Anyways, the claim is that the bag \(X_t\) is the separator that we want.
And indeed, connected components of \(G-X_t\) either live in \(V\setminus V_t\), which we already know has less than half the weight, or in a subtree of one of \(t\)’s children, which also can’t have too much weight.
Lemma. We can find a \(2/3\)-balanced separation \((A,B)\) of order at most \(k+1\).
Proof. We use the previous lemma, form two groups of connected components in a certain way to get the balance property.
Remark. Menger’s theorem (special case of max-flow = min-cut) says that that the minimum size of a separator between two sets is the maximum number of vertex disjoint paths between the two sets. This is very algorithmic, because we can run maxflow to get separators / paths.
Corollary.

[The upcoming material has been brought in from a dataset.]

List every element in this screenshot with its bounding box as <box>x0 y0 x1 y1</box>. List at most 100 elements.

If you have a vertex subset \(S\) of size \(3k+4\) in a graph with treewidth \(k\) then you can partition \(S\) into two nicely sized sets such that the \(\mu(S_A, S_B)\le k+1\).
Anyways, seems pretty powerful. Now we prove the theorem.
Proof. Assume \(G\) connected and at most \(kn\) edges.
We have a recursive procedure DECOMPOSE for constructing the decomposition.
First, we arbitrarily choose a subset \(\hat{S}\) of \(W\) with \(3k+4\) elements. Applying the corollary from above we know that there should be a partition \(S_A, S_B\) of \(\hat{S}\) such that \(\mu_{G[W]}(S_A, S_b) \le k+1\), i.e., there is a separator of size at most \(k+1\) separarting \(S_A, S_B\) in \(G[W]\). We run maxflow to try and find this separator. If we can’t find it we conclude that the graph actually has large treewidth.
Anyways, assuming we found this separator \(A,B\) with \(|A\cap B|\le k+1\) we then set \(\hat{S} = S\cup (A\cap B)\). This is going to be the root bag of our tree decomposition.
We then recursively call the DECOMPOSE procedure on all connected components that arise by deleting the root bag.
Remark. Not related to tree-width but I finally got around to fixing my image compilation script to only compile images in the file that I’m editting rather than all the images. I should probably still upgrade it to auto compile rather than manual compile. But this is a big step up: before now I was really scared to add images bc it took like 10sec to compile them. Now it’s back down to like 1sec. As I always like to say “blogging isn’t like ski rental because if someone breaks your legs you probably will end up writing more blog posts not less.”
some random treewidth related problems
Proposition. Trees have pathwidth \(O(\log n)\). And, there exists trees with pathwidth \(\Omega(\log n)\).
Proof. For the upper bound use a centroid decomposition. Let \(v\) be a centroid and let \(x,y,z\) be its neighbors (might be more or less than \(3\)). Then our path decomp is, \(v\)’s interval spans the whole way, but then we do \(T_x\)’s interval graph, followed by \(T_y\)’s and followed by \(T_z\)’s.
hmm, the book claims that it’s non-obvious that there are trees with pathwidth \(\Omega(\log n)\). But it seems to me that it’s pretty clear that e.g., binary trees have \(\Omega(\log n)\) pathwidth. Not exactly sure how to prove though.